The gold markets have fallen again during the trading session on Monday, as the yellow metal seemingly cannot get out of its own way. We had consolidated for a while, and it started to look like we were seeing a little bit of a basing pattern, but this is clearly not the case now. Granted, we did bounce from the $1700 level, so there is still a little bit in the way of support underneath. After all, the $1700 level would of course attract a lot of attention, so it is not a huge surprise to see that we did turn around from there. Nonetheless, the market seems to be revisiting this area quite often, so I think at this point it is very possible we may crash through it.
If we were to break down below the most recent low that is just below that level, then it could open up a significant move down to the $1500 level over the next several months. This of course is exacerbated by the fact that yields in America have been rising again, as its much more efficient to clip coupons in the bond market than it is to pay for storage in the gold market. As long as that opportunity exists, it is very likely that we will see people favor bonds over gold and therefore we will see this pair drive lower.

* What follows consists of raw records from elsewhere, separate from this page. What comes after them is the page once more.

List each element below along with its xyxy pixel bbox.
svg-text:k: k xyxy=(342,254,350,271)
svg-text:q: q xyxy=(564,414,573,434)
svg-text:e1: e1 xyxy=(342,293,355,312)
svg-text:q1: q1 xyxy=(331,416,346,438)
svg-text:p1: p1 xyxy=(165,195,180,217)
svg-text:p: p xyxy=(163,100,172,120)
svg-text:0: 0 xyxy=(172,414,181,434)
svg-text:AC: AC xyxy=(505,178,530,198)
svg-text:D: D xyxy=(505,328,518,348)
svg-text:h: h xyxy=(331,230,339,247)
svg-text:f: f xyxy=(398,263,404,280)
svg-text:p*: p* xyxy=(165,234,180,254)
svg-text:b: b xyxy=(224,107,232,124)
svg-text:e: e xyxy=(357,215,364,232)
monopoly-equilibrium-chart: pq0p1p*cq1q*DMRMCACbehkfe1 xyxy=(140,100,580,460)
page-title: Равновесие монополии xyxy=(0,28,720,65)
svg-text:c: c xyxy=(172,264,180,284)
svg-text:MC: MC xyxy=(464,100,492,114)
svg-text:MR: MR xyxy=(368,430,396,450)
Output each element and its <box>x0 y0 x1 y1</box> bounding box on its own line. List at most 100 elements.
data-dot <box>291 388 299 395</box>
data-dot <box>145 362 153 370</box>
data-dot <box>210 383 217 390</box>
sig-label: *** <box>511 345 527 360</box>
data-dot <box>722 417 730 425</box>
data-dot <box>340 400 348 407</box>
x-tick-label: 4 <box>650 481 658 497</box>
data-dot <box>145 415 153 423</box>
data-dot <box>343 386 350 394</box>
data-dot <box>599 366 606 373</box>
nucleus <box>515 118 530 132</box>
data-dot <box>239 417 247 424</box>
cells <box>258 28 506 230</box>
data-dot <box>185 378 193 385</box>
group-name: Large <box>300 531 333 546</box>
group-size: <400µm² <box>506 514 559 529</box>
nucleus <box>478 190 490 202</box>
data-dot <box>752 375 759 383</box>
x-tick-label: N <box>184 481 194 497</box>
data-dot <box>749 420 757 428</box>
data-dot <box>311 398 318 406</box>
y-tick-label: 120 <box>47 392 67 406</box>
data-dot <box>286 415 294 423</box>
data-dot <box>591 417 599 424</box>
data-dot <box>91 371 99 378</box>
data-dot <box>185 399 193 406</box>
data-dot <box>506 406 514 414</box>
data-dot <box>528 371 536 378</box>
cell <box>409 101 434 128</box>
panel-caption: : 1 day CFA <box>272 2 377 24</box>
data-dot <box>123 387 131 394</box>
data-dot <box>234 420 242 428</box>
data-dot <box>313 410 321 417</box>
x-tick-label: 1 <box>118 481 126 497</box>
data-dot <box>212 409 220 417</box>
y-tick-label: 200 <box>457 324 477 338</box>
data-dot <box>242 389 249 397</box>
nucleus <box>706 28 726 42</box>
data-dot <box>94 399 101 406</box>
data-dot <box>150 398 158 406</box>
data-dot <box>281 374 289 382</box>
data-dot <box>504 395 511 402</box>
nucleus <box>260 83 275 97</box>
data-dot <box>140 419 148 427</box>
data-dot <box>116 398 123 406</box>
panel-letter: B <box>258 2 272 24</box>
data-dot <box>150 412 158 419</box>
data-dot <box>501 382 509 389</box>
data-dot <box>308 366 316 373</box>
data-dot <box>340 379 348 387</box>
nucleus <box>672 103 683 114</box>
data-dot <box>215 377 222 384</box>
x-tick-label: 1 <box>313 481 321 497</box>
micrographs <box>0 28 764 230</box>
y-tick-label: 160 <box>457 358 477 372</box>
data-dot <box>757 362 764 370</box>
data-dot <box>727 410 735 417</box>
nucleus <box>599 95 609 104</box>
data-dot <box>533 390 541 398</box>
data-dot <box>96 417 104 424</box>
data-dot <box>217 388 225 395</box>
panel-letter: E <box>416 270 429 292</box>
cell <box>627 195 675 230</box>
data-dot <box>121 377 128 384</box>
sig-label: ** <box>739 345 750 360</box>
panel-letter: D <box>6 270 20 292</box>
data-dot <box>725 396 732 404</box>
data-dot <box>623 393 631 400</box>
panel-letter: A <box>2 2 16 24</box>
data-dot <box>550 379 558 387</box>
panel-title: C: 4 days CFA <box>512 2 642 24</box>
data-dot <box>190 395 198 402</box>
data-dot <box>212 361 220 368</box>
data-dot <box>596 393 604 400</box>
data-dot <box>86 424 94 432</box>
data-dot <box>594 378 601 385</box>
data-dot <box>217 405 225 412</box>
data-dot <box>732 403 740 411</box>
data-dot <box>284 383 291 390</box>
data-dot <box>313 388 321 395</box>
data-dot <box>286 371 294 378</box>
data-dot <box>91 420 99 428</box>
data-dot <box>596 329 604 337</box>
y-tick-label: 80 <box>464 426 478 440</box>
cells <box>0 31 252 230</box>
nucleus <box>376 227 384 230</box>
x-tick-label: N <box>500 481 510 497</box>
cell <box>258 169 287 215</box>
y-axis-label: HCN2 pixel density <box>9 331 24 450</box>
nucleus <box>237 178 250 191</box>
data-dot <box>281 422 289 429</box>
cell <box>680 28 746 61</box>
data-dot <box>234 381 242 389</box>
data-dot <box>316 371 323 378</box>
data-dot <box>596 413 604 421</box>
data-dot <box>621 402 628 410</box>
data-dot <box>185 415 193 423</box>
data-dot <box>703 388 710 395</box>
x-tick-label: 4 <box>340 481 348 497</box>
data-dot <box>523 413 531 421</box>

Further compounding the situation is that the demand for bonds will also drive up the value of the US dollar, which of course is contract is priced in.
On the other hand, if we do see some type of sea change of attitude, we could see buyers jump in on a break above the $1750 level, assuming that it was on a daily close, and of course perhaps closing towards the top of the candlestick. By doing so, that would show a strong reversal of sentiment, which is exactly what this market needs at the moment. The market has been very bearish for several months, and I think that may continue to be the overall attitude that we see going forward. I think at this point it is probably worth pointing out that we recently had the so-called “death cross”, when the 50 day EMA crosses below the 200 day EMA. That is a very bearish longer-term signal, but I also find that quite often it is a bit too late. Nonetheless, that probably has a certain amount of psychological weight on the market as well.